[英]Regex to match pattern until next occurence of it
I have following data: 我有以下数据:
2018-03-20 23:28:47 INFO This is an info sample(can be multiline with new line characters)
2018-03-20 23:28:47 INFO This is an info sample(can be multiline with new line characters)

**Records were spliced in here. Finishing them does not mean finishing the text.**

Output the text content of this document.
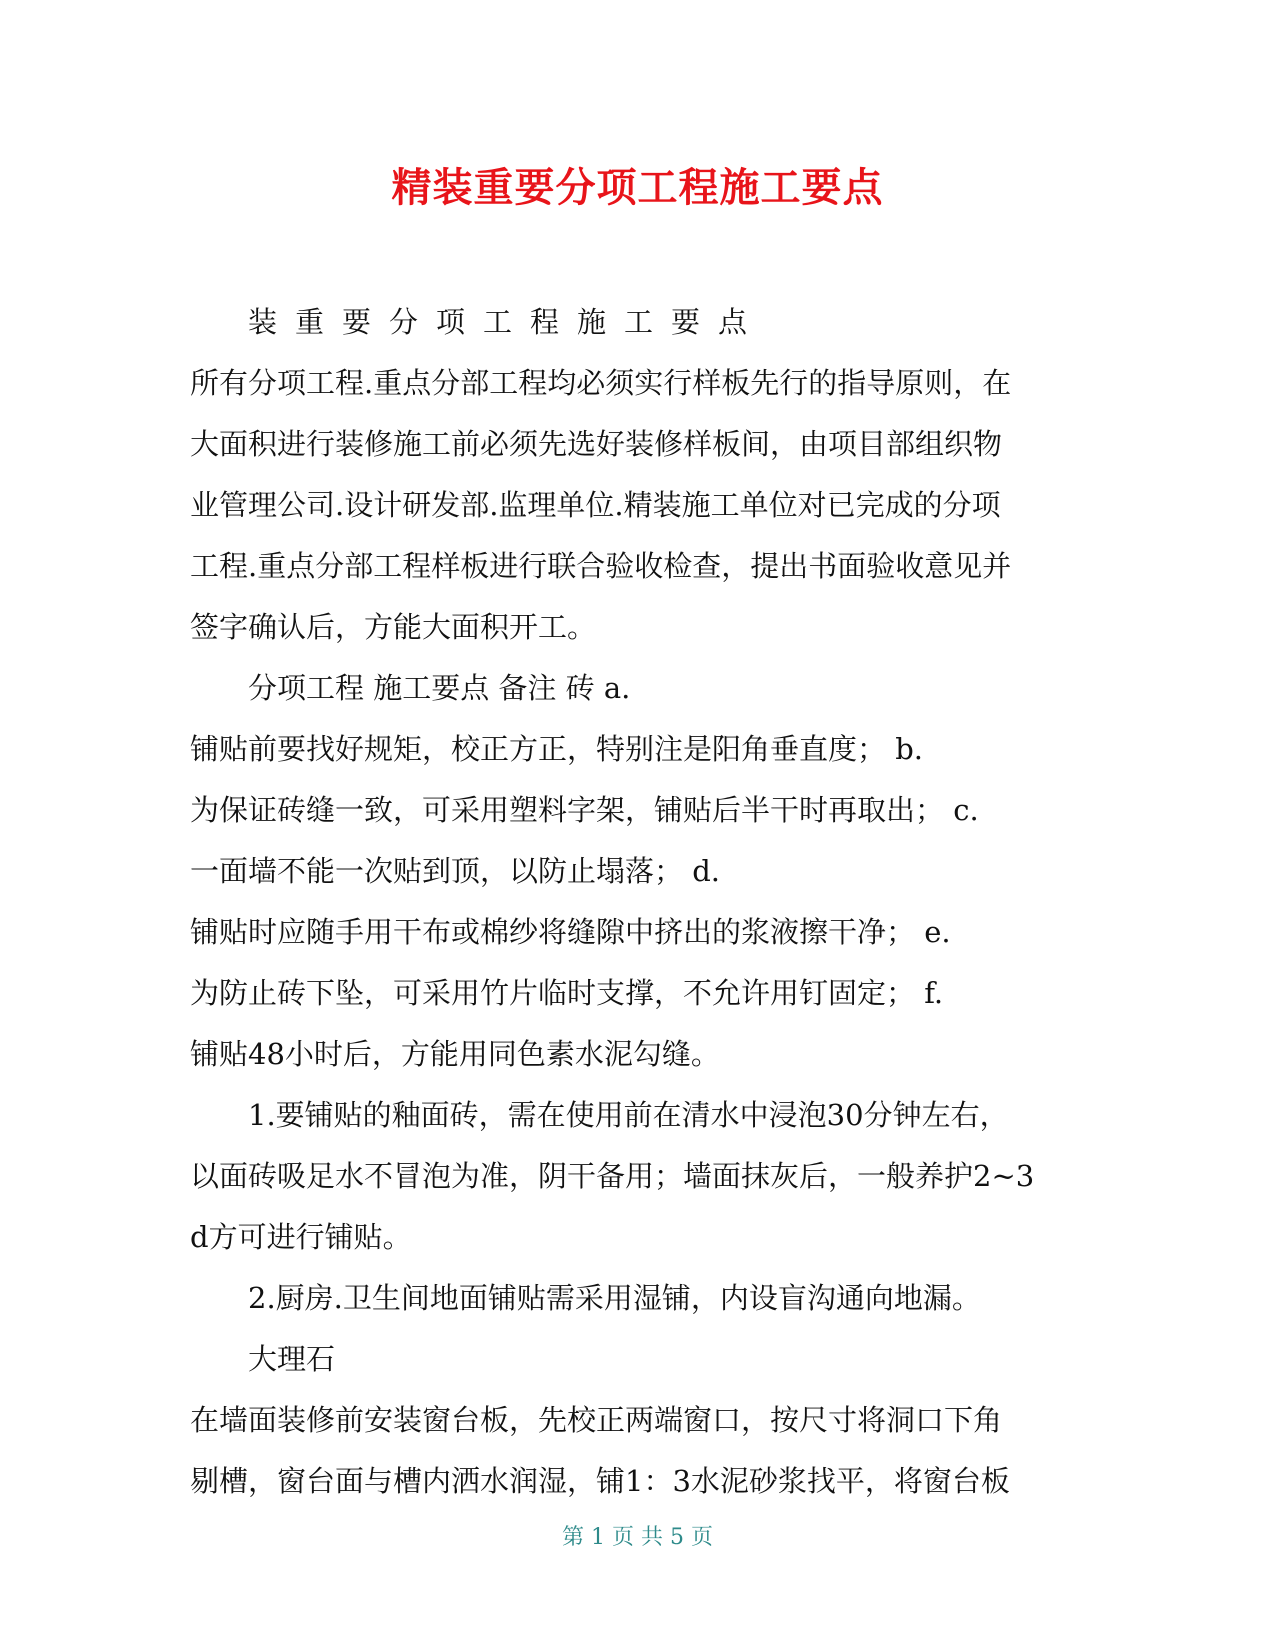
精装重要分项工程施工要点

装重要分项工程施工要点

所有分项工程.重点分部工程均必须实行样板先行的指导原则，在

大面积进行装修施工前必须先选好装修样板间，由项目部组织物

业管理公司.设计研发部.监理单位.精装施工单位对已完成的分项

工程.重点分部工程样板进行联合验收检查，提出书面验收意见并

签字确认后，方能大面积开工。

分项工程 施工要点 备注 砖 a.

铺贴前要找好规矩，校正方正，特别注是阳角垂直度； b.

为保证砖缝一致，可采用塑料字架，铺贴后半干时再取出； c.

一面墙不能一次贴到顶，以防止塌落； d.

铺贴时应随手用干布或棉纱将缝隙中挤出的浆液擦干净； e.

为防止砖下坠，可采用竹片临时支撑，不允许用钉固定； f.

铺贴48小时后，方能用同色素水泥勾缝。

1.要铺贴的釉面砖，需在使用前在清水中浸泡30分钟左右，

以面砖吸足水不冒泡为准，阴干备用；墙面抹灰后，一般养护2~3

d方可进行铺贴。

2.厨房.卫生间地面铺贴需采用湿铺，内设盲沟通向地漏。

大理石

在墙面装修前安装窗台板，先校正两端窗口，按尺寸将洞口下角

剔槽，窗台面与槽内洒水润湿，铺1：3水泥砂浆找平，将窗台板

第 1 页 共 5 页
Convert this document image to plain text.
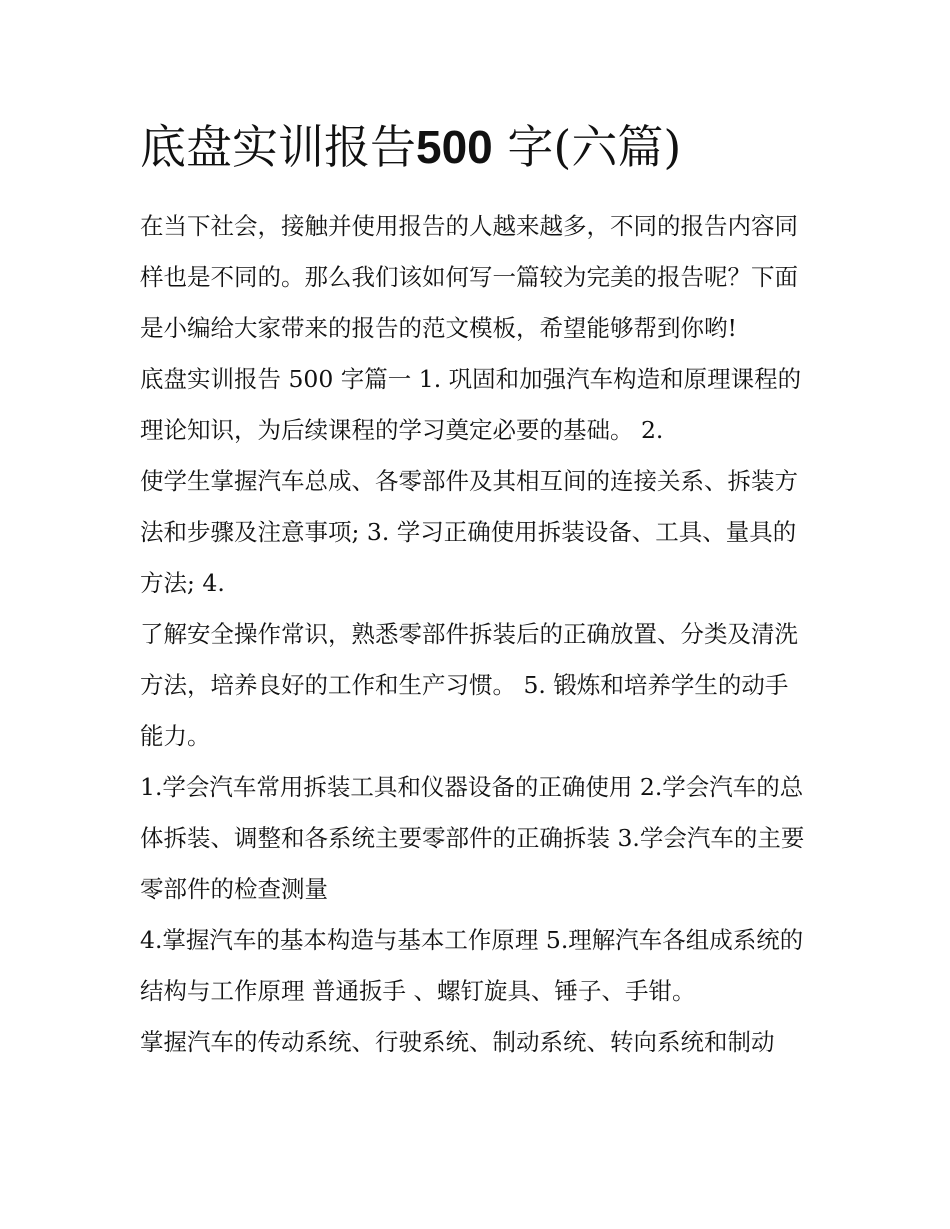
底盘实训报告500 字(六篇)

在当下社会，接触并使用报告的人越来越多，不同的报告内容同样也是不同的。那么我们该如何写一篇较为完美的报告呢？下面是小编给大家带来的报告的范文模板，希望能够帮到你哟!

底盘实训报告 500 字篇一 1. 巩固和加强汽车构造和原理课程的理论知识，为后续课程的学习奠定必要的基础。 2.

使学生掌握汽车总成、各零部件及其相互间的连接关系、拆装方法和步骤及注意事项; 3. 学习正确使用拆装设备、工具、量具的方法; 4.

了解安全操作常识，熟悉零部件拆装后的正确放置、分类及清洗方法，培养良好的工作和生产习惯。 5. 锻炼和培养学生的动手能力。

1.学会汽车常用拆装工具和仪器设备的正确使用 2.学会汽车的总体拆装、调整和各系统主要零部件的正确拆装 3.学会汽车的主要零部件的检查测量

4.掌握汽车的基本构造与基本工作原理 5.理解汽车各组成系统的结构与工作原理 普通扳手 、螺钉旋具、锤子、手钳。

掌握汽车的传动系统、行驶系统、制动系统、转向系统和制动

2018-03-20 23:28:47 DEBUG This is a debug sample(can be multiline with new line characters) {
'x':1,
'y':2,
'z':3,
'w':4
}
2018-03-20 23:28:47 INFO This is an info sample(can be multiline with new line characters)
2018-03-20 23:28:47 DEBUG This is a debug sample(can be multiline with new line characters){
'a':5,
'b':6,
'c':7,
'd':8
}
I've to extract all DEBUG statements and for that I am using this regex (\\d{4}\\-\\d{2}\\-\\d{2}\\ \\d{2}\\:\\d{2}\\:\\d{2}\\ DEBUG(.|\\n|\\r)*?)(?=\\d{4}\\-\\d{2}\\-\\d{2}\\ \\d{2}\\:\\d{2}\\:\\d{2})
but it is omitting the last DEBUG statement. 我必须提取所有DEBUG语句,为此,我正在使用此正则表达式(\\d{4}\\-\\d{2}\\-\\d{2}\\ \\d{2}\\:\\d{2}\\:\\d{2}\\ DEBUG(.|\\n|\\r)*?)(?=\\d{4}\\-\\d{2}\\-\\d{2}\\ \\d{2}\\:\\d{2}\\:\\d{2})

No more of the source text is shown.